Our team has a cloud-based multi-tenant SaaS application that helps users determine where to best spend their maintenance budgets get the most out of making their facilities reliable. In our model, we have multiple tenant which contain facilities which contain units that are broken down into assets. Users configure dataset, including a few time series, some properties that are non-date/time effective. Within the scope of these individual assets we run a calculation pipeline which we currently have in Azure with service bus messaging and Azure Durable Functions for orchestration. This triggers a couple of downstream workflows to aggregate data up to the unit level and then up to the facility level. So all the data is specific to a particular ID value of some entity it is scoped to.

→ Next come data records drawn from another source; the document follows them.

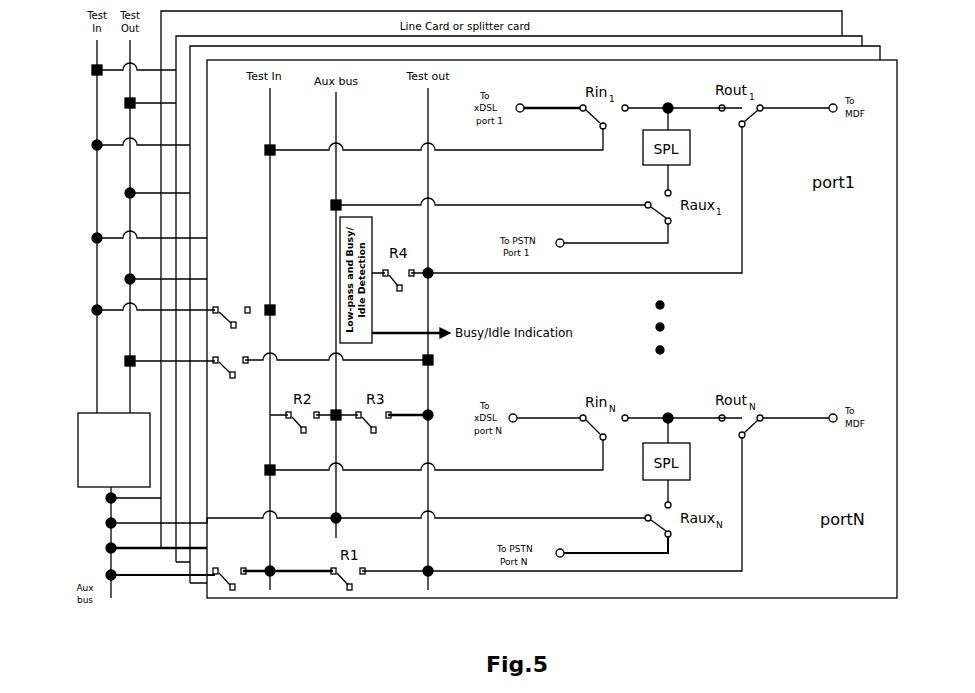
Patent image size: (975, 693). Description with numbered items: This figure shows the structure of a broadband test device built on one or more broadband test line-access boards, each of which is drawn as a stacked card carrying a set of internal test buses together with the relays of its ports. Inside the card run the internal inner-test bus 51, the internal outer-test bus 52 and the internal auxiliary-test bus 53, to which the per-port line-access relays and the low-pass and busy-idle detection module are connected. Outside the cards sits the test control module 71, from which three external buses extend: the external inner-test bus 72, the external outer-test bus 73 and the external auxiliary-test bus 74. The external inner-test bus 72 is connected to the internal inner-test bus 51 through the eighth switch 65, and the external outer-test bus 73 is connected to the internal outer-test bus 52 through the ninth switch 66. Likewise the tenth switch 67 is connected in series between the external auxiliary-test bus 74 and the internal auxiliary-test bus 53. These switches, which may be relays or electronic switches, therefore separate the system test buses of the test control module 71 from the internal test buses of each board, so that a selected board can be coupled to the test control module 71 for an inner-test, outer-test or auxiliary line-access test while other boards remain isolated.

The internal inner-test bus 51 is at (272, 595).
The internal outer-test bus 52 is at (430, 593).
The internal auxiliary-test bus 53 is at (340, 532).
The eighth switch 65 is at (251, 305).
The ninth switch 66 is at (251, 372).
The tenth switch 67 is at (233, 595).
The test control module 71 is at (85, 472).
The external inner-test bus 72 is at (97, 357).
The external outer-test bus 73 is at (128, 393).
The external auxiliary-test bus 74 is at (108, 568).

We are looking at porting the calculation pipelines to Metaflow to gain the benefits of simpler versioning, visibility in Metaflow and Argo dashboards, debugging/resume support, and simpler management of our data science code and deployments. Other things that are important to us are individual calculation performance, scaling infrastructure up and down to control cost, error handling for long running workflow orchestrations, and traceability across many different composed workflows. One of my initial concerns has been startup time of steps, because we may have calculation pipelines kicked of for 1000 assets at a time each with 5 or so steps, so adding 10's of seconds of environment setup adds up for our use case. I know @User has been doing some excellent work in this area and we can alternatively manage our own docker images per metaflow with python and dependencies pre-configured to mitigate this, so this is less of a concern now.
My real question is what are we not yet seeing that could be a blocker for our use case? We've noticed all examples we've seen are around having a single large data set and needing to process through this dataset periodically in bulk rather than the multi-tenant dataset per entity type of use case. Are we looking at the right framework? Would Metaflow be a good fit for what we are trying to achieve? I am not looking to make Metaflow fit my specific cases perfectly as I know it needs to be general purpose, but mostly need to know if we are both heading in 2 fundamentally different directions. Thanks for any insights you are able to provide!